House Republicans were already divided over the candidates for speaker, majority leader and whip. Now they're finding themselves split over when to hold elections.
Over the weekend, the expectation that members would vote on Thursday for a new leadership slate was turned upside down, as some lawmakers amped up lobbying efforts to postpone votes for majority leader and whip.
Members were also whispering about the ramifications of letting almost a month go by between nominating a new speaker candidate and holding the decisive roll call vote on the House floor.
On Sunday, Reps. Mick Mulvaney, R-S.C., and James B. Renacci, R-Ohio, were collecting signatures for a letter to GOP Conference Chairwoman Cathy McMorris Rodgers asking for two things: Another special members' meeting to discuss changing some of the conference rules, and a delay in leadership elections scheduled for Oct. 8 except for the nominating vote for resigning Speaker John A. Boehner's successor.
"The only election that is relevant on October 8th would only be an election for the Conference nominee for the Office of the Speaker, since that is the only vacancy that exists," Mulvaney and Renacci wrote.
A Renacci spokeswoman told CQ Roll Call that, as of late afternoon Sunday, the two lawmakers had received commitments from at least 19 co-signers, and the letter would be sent to McMorris Rodgers, R-Wash., in the coming days.
The letter was also the topic of conversation Sunday evening, when some members and senior staff participated in a conference call hosted by Chief Deputy Whip Patrick T. McHenry, R-N.C., who is running for whip against Rules Chairman Pete Sessions, R-Texas.
According to a source on the call, some members spoke up to urge colleagues not to sign on to the Mulvaney-Renacci letter. They argued the conference needed to pick its leadership team as soon as possible, to move past party infighting. Leaving the field open for even one more week — a recess week at that — could give even more new candidates time to enter the races and further fracture the conference.
Delays also create opportunities for existing candidates to shoot themselves in the foot, some members and aides contend.
That concern in particular applies to the race for speaker. Majority Leader Kevin McCarthy, R-Calif., is the favorite to win the nomination for the position inside the House Republican Conference. It's not entirely clear, however, whether he currently has, or will be able to secure, the necessary 218 votes to win the position in a full House floor vote.
Oversight and Government Reform Chairman Jason Chaffetz, R-Utah, officially put himself forward as a challenger to McCarthy on Sunday morning, telling Fox News that McCarthy has a "math problem." Florida Republican Rep. Daniel Webster is also running for speaker as a favorite of some members of the House Freedom Caucus who want a leader who will adhere to "process" and make decisions collaboratively.
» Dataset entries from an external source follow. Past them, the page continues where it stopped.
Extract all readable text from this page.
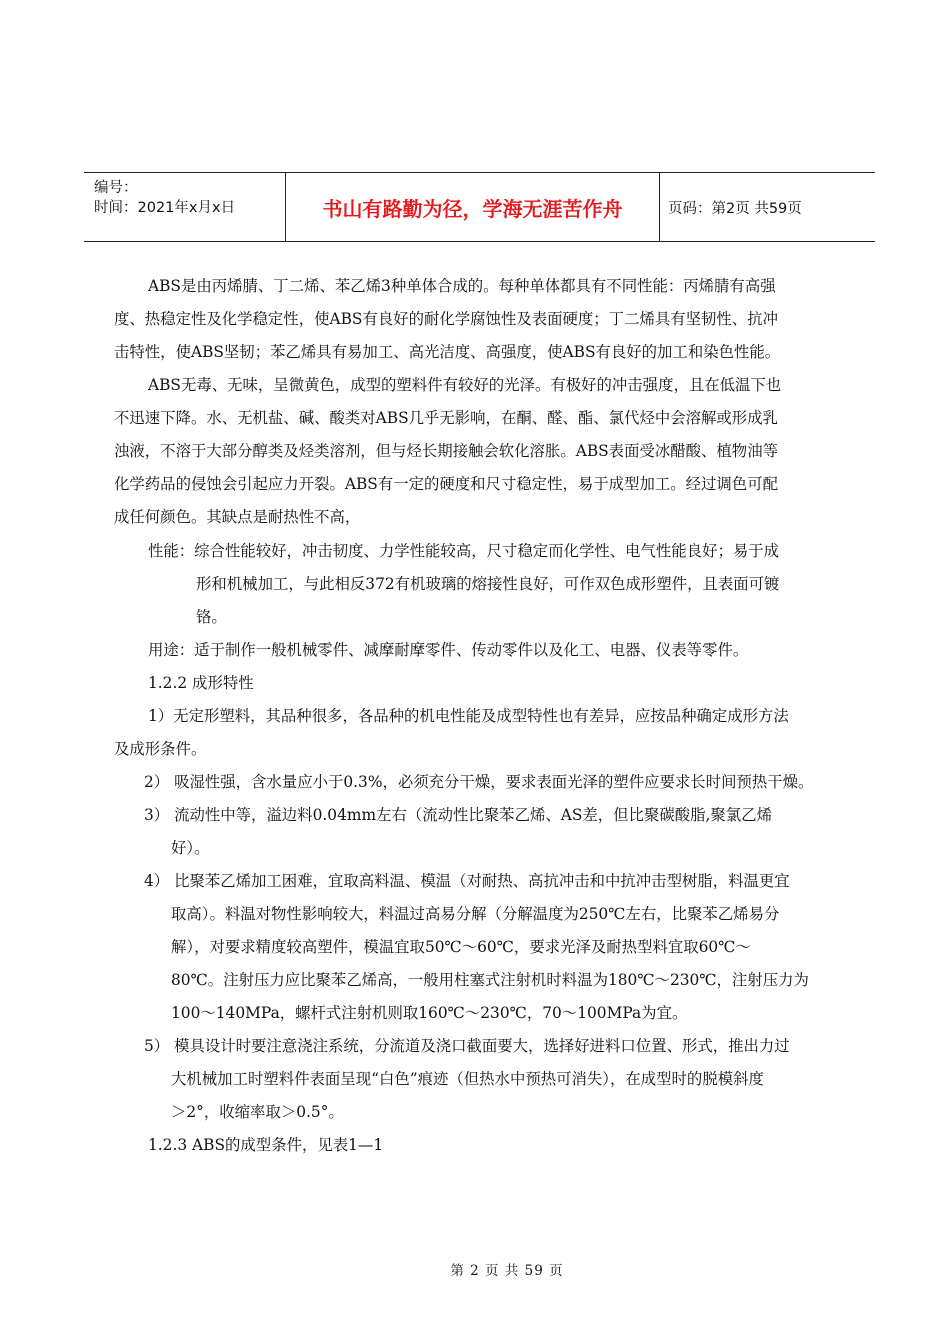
编号：
时间：2021年x月x日	书山有路勤为径，学海无涯苦作舟	页码：第2页 共59页
ABS是由丙烯腈、丁二烯、苯乙烯3种单体合成的。每种单体都具有不同性能：丙烯腈有高强
度、热稳定性及化学稳定性，使ABS有良好的耐化学腐蚀性及表面硬度；丁二烯具有坚韧性、抗冲
击特性，使ABS坚韧；苯乙烯具有易加工、高光洁度、高强度，使ABS有良好的加工和染色性能。
ABS无毒、无味，呈微黄色，成型的塑料件有较好的光泽。有极好的冲击强度，且在低温下也
不迅速下降。水、无机盐、碱、酸类对ABS几乎无影响，在酮、醛、酯、氯代烃中会溶解或形成乳
浊液，不溶于大部分醇类及烃类溶剂，但与烃长期接触会软化溶胀。ABS表面受冰醋酸、植物油等
化学药品的侵蚀会引起应力开裂。ABS有一定的硬度和尺寸稳定性，易于成型加工。经过调色可配
成任何颜色。其缺点是耐热性不高，
性能：综合性能较好，冲击韧度、力学性能较高，尺寸稳定而化学性、电气性能良好；易于成
形和机械加工，与此相反372有机玻璃的熔接性良好，可作双色成形塑件，且表面可镀
铬。
用途：适于制作一般机械零件、减摩耐摩零件、传动零件以及化工、电器、仪表等零件。
1.2.2 成形特性
1）无定形塑料，其品种很多，各品种的机电性能及成型特性也有差异，应按品种确定成形方法
及成形条件。
2） 吸湿性强，含水量应小于0.3%，必须充分干燥，要求表面光泽的塑件应要求长时间预热干燥。
3） 流动性中等，溢边料0.04mm左右（流动性比聚苯乙烯、AS差，但比聚碳酸脂,聚氯乙烯
好）。
4） 比聚苯乙烯加工困难，宜取高料温、模温（对耐热、高抗冲击和中抗冲击型树脂，料温更宜
取高）。料温对物性影响较大，料温过高易分解（分解温度为250℃左右，比聚苯乙烯易分
解），对要求精度较高塑件，模温宜取50℃～60℃，要求光泽及耐热型料宜取60℃～
80℃。注射压力应比聚苯乙烯高，一般用柱塞式注射机时料温为180℃～230℃，注射压力为
100～140MPa，螺杆式注射机则取160℃～230℃，70～100MPa为宜。
5） 模具设计时要注意浇注系统，分流道及浇口截面要大，选择好进料口位置、形式，推出力过
大机械加工时塑料件表面呈现“白色”痕迹（但热水中预热可消失），在成型时的脱模斜度
＞2°，收缩率取＞0.5°。
1.2.3 ABS的成型条件，见表1—1
第 2 页 共 59 页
Letting members go home for Columbus Day recess in between nominating McCarthy and voting for him on the House floor would be the perfect opportunity for the dynamics on the ground to change, especially if a fourth candidate should materialize, per Kansas GOP Rep. Tim Huelskamp's warning last week.
It's not clear whether Boehner would have to step down sooner than he had intended — he said he will leave at the end of the month — in order to facilitate a faster election to succeed him.
Elsewhere, Rep. Lynn Westmoreland, R-Ga., this weekend was still pushing for a conference vote before Thursday's elections that would force McCarthy to vacate his majority leader position in order to run for speaker — and, in turn, for Steve Scalise, R-La., to vacate his whip position in order to run for majority leader. A congressional aide said Sunday evening it was still unknown whether Westmoreland's proposed rule change would also apply to Budget Chairman Tom Price, R-Ga., who is running against Scalise for majority leader.
In the midst of all these variables, McHenry told supporters on the conference call he had secured the votes to win the whip race and his base of support is continuing to grow, according to a source in McHenry's camp.
A source close to Sessions' operation, however, said it was exactly all these moving parts that made it impossible for McHenry to make such a claim.
"It seems presumptuous to think the race is over with all the questions surrounding the elections," the source connected with Sessions' whip team told CQ Roll Call. "We're in this position as a conference because a critical mass of Republicans believe something needs to change. The idea that a majority of our conference thinks nothing should change and that electing the current leadership team to move up one position is not consistent with the pulse of our conference."
Matt Fuller contributed to this report.